"Je me souviens de la balle de match, je me souviens d'un ou deux autres points clefs. Mais tout le reste, c'est une espèce de brouhaha d'émotions. Et finalement ce dernier petit coup droit, qui nétait pas très esthétique, c'est vraiment une délivrance." Ce dernier petit coup droit dont parle Guy Forget bien des années plus tard, en 2014, c'est celui de la balle de titre. Alors qu'il pense, comme tout le public, offrir le sacre suite à un service-volée, il voit Pete Sampras s'arracher. La balle revient. Lentement. Entre le plongeon de l'Américain et la frappe libératrice de Forget, deux secondes s'écoulent. Une éternité. Le Français a alors tout le temps de cogiter (à partir de 1:20:58).
Par chance, Charles Xavier, le leader des X-Men, était présent ce jour-là à Lyon. Voici ce que le mutant télépathe a lu dans les pensées du grand gaucher :
"Tous ces cris, ces gens debout... Ça y est, je l'ai fait, c'est fini, on a gagné ! Oh non, Pete y va ! Il plonge ce chtarbé ! Il se prend pour Johnny Weissmuller ou quoi ? Le gars ne lâche vraiment rien. Il est comme un poux capable de s'accrocher au crâne d'un chauve. La calvitie, un problème que n'aura jamais Agassi. Cette crinière qu'il a ! Foutu Andre... Il m'a coulé vendredi. J'étais sous l'eau.
En parlant de naufrage, je me demande quelles questions bateaux va encore me poser Nelson Monfort à la fin du match. Quelle galère ce Nelson ! Dès qu'il ouvre la bouche, j'ai l'impression d'être au Salon nautique. En tout cas, son interview va dépendre de ce que je fais de cette balle qui revient mollement vers moi. Satané Pete ! Comment l'a-t-il ramenée ? Pas de panique, Guy. Pas de panique.
Tu n'as plus qu'à frapper un coup facile, de débutant. Même un nonagénaire comme Jean Borotra le réussirait. Le fameux 'Basque bondissant'. La dernière Coupe Davis qu'on a gagné, c'était grâce à lui. Grâce aux 'Mousquetaires'. Ça fait un bail. Et maintenant il est là, en tribune, en train de vibrer pour nous à 93 balais. Sacré Jeannot. Et si jamais je ratais ? Que je boisais ? J'espère que son coeur ne va pas lâcher à cause de moi. Non, non, NON ! Enlève-toi cette idée de la tête ! Tu ne vas pas louper !
Ce vacarme dans le stade. Je n'entends plus rien. J'ai l'impression d'être à un concert de rock, l'oreille collée aux enceintes. Un vrai concert, avec de la vraie musique. Pas comme 'Saga Africa'. Franchement Yan, je t'adore, mais oublie cette idée de devenir chanteur. Tu vas vendre trois albums. C'est comme si Arnold Schwarzenegger voulait être gouverneur de Californie. Impossible. Personne ne voterait pour lui.
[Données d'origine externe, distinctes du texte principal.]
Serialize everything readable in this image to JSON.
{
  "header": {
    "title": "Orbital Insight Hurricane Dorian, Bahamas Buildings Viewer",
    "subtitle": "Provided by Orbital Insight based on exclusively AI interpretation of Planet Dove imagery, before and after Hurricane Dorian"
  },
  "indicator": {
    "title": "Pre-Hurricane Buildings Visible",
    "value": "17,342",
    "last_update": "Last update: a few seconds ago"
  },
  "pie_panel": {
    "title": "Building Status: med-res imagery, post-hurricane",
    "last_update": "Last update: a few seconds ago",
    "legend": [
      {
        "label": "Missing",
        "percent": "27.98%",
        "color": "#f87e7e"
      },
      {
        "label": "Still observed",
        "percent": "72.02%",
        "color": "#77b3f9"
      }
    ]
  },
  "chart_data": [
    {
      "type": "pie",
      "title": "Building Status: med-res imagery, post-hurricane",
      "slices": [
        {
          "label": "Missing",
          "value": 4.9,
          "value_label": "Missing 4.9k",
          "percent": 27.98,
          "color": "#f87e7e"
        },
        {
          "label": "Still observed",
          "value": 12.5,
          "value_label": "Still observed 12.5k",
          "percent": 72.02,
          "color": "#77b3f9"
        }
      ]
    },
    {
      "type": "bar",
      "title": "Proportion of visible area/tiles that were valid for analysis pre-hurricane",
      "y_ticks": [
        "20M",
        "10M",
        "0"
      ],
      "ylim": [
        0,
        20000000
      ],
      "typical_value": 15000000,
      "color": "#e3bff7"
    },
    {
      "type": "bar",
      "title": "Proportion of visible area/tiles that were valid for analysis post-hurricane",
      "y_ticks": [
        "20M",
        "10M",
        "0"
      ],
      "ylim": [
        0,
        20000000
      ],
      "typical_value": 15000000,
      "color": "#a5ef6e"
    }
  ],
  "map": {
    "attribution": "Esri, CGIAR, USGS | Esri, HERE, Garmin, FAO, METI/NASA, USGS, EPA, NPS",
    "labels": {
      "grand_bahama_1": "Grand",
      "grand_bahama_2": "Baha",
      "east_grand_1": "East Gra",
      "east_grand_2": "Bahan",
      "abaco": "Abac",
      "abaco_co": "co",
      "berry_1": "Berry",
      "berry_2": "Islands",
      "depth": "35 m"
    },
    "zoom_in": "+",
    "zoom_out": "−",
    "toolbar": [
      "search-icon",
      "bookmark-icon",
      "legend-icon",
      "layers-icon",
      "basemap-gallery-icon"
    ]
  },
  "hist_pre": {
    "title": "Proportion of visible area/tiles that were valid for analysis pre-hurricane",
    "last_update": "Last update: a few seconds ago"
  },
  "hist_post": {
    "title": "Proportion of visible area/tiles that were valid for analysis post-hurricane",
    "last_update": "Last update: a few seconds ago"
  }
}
Bref. Reviens au jeu, Guy. Concentre-toi. Respire. Pete est au sol, impuissant, comme un boxeur attendant d'être compté. Tu n'as plus qu'à pousser la balle dans le court. Tranquillement. Regarde-la bien. Jusqu'au dernier moment. Jusqu'à ce que tu la frappes. Et ensuite, à nous le Saladier d'argent, le triomphe, la gloire. La cerise sur le gâteau pour moi, après mon entrée dans le top 10 cette saison grâce à mes titres à Cincinnati et Bercy. Chaque fois en battant Sampras, d'ailleurs. Ce type est mon porte bonheur. Je vais lui faire une petite blague à la fin :
'You'll never forget Forget.' C'est bon ça ! Je devrais proposer mes services à Raymond Devos. Je peux aussi la ressortir à tous les médias anglophones. Ça va faire un tabac. Bon sang ! La balle arrive et, à force de divaguer, je suis aussi bien placé qu'une blague grivoise à un enterrement. Reste calme, ce n'est rien. Quelques pas en arrière, et c'est bon.
Au diable la beauté technique, un tout petit coup droit suffira. Le coup droit le plus pourri de ma carrière. Le plus beau coup droit de ma vie."